Hyper-VはCPU拡張機能(Intel VT-xまたはAMD-V)に依存しており、ネストされた仮想化ではこれらの拡張機能がゲストOSに提供される仮想CPUに組み込まれるため、ゲストOSは独自のハードウェアベースのハイパーバイザーを実行できます。この機能は、これらの拡張機能を使用するデバイスエミュレータが動作する可能性もあるため、VMで作業する開発者にも役立つ可能性があります。
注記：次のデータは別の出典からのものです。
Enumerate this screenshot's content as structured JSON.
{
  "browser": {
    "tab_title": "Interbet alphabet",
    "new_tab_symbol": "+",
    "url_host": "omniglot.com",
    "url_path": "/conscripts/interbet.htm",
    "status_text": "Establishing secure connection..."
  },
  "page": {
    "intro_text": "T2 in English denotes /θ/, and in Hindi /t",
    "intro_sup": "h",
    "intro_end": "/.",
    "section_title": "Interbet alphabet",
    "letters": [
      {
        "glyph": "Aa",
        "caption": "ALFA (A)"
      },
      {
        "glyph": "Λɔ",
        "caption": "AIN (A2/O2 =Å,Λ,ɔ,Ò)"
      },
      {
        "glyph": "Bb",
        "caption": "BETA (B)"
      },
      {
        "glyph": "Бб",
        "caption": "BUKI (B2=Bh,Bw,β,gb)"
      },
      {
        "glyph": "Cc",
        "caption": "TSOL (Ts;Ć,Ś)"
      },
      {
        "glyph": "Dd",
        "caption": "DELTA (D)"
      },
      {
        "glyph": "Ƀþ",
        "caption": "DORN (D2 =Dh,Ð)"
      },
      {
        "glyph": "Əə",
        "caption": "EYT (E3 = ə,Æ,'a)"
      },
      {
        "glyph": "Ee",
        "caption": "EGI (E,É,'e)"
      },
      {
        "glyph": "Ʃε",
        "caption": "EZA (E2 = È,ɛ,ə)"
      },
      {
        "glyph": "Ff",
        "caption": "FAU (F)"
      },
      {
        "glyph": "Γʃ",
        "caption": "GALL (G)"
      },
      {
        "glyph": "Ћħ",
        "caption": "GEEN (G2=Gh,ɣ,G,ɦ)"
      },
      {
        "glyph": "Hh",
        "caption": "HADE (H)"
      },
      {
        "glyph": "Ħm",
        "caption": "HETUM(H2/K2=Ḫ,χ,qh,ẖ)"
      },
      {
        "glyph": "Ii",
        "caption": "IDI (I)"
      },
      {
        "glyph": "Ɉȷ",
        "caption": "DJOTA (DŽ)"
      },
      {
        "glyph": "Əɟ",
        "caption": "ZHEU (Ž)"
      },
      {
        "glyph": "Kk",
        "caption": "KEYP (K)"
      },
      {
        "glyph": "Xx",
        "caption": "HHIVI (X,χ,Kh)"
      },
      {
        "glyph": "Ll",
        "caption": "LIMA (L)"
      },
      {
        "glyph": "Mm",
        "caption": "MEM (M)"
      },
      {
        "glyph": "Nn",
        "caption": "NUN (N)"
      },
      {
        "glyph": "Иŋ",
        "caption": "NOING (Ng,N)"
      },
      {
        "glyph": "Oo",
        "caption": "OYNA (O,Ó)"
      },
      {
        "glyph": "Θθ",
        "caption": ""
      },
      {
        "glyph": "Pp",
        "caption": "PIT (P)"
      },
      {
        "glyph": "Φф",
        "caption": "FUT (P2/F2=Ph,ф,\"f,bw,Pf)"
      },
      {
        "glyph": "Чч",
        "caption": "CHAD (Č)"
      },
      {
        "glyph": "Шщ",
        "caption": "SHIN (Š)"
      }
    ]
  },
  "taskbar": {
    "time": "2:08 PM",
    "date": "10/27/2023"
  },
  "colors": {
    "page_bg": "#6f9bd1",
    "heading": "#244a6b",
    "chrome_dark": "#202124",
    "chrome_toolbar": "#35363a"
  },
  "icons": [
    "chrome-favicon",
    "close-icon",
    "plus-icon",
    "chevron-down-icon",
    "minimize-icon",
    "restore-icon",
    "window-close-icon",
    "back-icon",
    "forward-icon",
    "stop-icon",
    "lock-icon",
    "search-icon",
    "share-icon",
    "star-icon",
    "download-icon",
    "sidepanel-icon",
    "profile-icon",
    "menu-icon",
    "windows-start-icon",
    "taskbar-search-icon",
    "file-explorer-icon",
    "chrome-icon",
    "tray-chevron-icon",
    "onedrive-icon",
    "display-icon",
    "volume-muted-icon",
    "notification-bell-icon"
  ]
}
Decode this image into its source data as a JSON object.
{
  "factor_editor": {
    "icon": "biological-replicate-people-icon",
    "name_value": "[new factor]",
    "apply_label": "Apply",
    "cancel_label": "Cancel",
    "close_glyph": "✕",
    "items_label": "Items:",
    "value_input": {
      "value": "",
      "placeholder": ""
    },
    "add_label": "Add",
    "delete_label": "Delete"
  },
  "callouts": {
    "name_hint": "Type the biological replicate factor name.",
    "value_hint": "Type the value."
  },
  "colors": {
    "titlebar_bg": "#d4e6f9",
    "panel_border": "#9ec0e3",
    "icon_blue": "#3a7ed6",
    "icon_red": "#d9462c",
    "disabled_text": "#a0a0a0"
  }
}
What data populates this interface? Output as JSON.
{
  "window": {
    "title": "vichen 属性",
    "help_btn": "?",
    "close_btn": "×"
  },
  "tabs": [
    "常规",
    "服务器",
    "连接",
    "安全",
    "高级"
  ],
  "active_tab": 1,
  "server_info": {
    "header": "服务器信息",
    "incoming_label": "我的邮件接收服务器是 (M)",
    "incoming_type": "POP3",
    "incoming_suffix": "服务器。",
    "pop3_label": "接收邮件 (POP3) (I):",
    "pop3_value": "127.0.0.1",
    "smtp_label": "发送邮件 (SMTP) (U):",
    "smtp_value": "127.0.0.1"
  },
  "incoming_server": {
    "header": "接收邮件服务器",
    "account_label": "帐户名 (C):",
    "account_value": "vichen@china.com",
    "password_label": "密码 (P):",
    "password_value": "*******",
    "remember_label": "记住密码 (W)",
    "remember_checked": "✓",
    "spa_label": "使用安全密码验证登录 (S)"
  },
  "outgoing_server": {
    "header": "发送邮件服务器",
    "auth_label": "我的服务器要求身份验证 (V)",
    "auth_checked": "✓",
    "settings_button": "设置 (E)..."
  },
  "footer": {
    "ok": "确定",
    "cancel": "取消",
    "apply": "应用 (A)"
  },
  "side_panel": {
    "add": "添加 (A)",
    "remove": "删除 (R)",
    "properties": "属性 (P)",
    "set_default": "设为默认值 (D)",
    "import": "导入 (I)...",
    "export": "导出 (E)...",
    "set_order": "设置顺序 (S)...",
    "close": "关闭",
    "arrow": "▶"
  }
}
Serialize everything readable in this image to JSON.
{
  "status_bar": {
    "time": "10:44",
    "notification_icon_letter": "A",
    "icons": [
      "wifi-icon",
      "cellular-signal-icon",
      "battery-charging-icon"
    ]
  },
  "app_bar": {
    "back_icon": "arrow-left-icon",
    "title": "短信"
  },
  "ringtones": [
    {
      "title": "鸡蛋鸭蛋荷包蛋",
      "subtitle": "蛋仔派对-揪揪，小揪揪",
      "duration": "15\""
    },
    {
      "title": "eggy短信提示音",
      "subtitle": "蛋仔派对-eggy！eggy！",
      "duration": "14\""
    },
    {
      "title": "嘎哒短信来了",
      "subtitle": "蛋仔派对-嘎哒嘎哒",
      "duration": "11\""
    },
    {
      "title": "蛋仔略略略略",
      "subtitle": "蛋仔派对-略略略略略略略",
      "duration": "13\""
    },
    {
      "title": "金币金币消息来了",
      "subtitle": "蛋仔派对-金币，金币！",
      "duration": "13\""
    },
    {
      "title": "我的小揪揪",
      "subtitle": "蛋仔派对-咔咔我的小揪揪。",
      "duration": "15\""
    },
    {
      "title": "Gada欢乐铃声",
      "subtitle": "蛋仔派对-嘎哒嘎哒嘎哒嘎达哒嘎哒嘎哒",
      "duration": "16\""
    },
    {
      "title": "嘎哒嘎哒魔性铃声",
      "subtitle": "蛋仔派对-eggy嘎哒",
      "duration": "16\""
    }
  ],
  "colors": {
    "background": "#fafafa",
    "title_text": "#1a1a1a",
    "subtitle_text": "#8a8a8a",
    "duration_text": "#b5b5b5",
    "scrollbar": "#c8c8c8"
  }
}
ネストされた仮想化は、Windows Server 2016 の最新プレビュー(現在は Technical Preview 4)および Windows 10 の最新ビルドで動作します。この機能を有効にするには、ホストと仮想マシンの両方で PowerShell スクリプトを実行する必要があります。現在、いくつかの制限事項があります。この機能が有効になっている仮想マシンでは、動的メモリ、ライブマイグレーション、チェックポイントは動作しませんが、最も内側のゲスト仮想マシンでは動作します。
シールドされたVM
クラウドコンピューティングのデメリットの一つは、インフラストラクチャへの物理的なアクセスが第三者に委ねられることであり、これはセキュリティ上の大きな問題となります。Shielded VM は、ホスト管理者がアクセスできない VM を用意することで、この問題を軽減することを目的としています。
シールドされたVMは、MicrosoftのBitlocker暗号化、セキュアブート、仮想TPM(トラステッド・プラットフォーム・モジュール)を使用し、ホスト・ガーディアン・サービスと呼ばれる新機能を必要とします。設定が完了すると、シールドされたVMは指定されたホスト上でのみ実行されます。VMは暗号化され、ライブマイグレーションなどの機能のためのネットワークトラフィックも暗号化されます。
シールドされたVMの実行には、いくつかの問題点があります。Hyper-VマネージャーからVMにアクセスできず、VMの外部から仮想ディスクドライブをマウントすることもできません。また、Microsoftによると、暗号化によってパフォーマンスが最大10%低下すると言われています。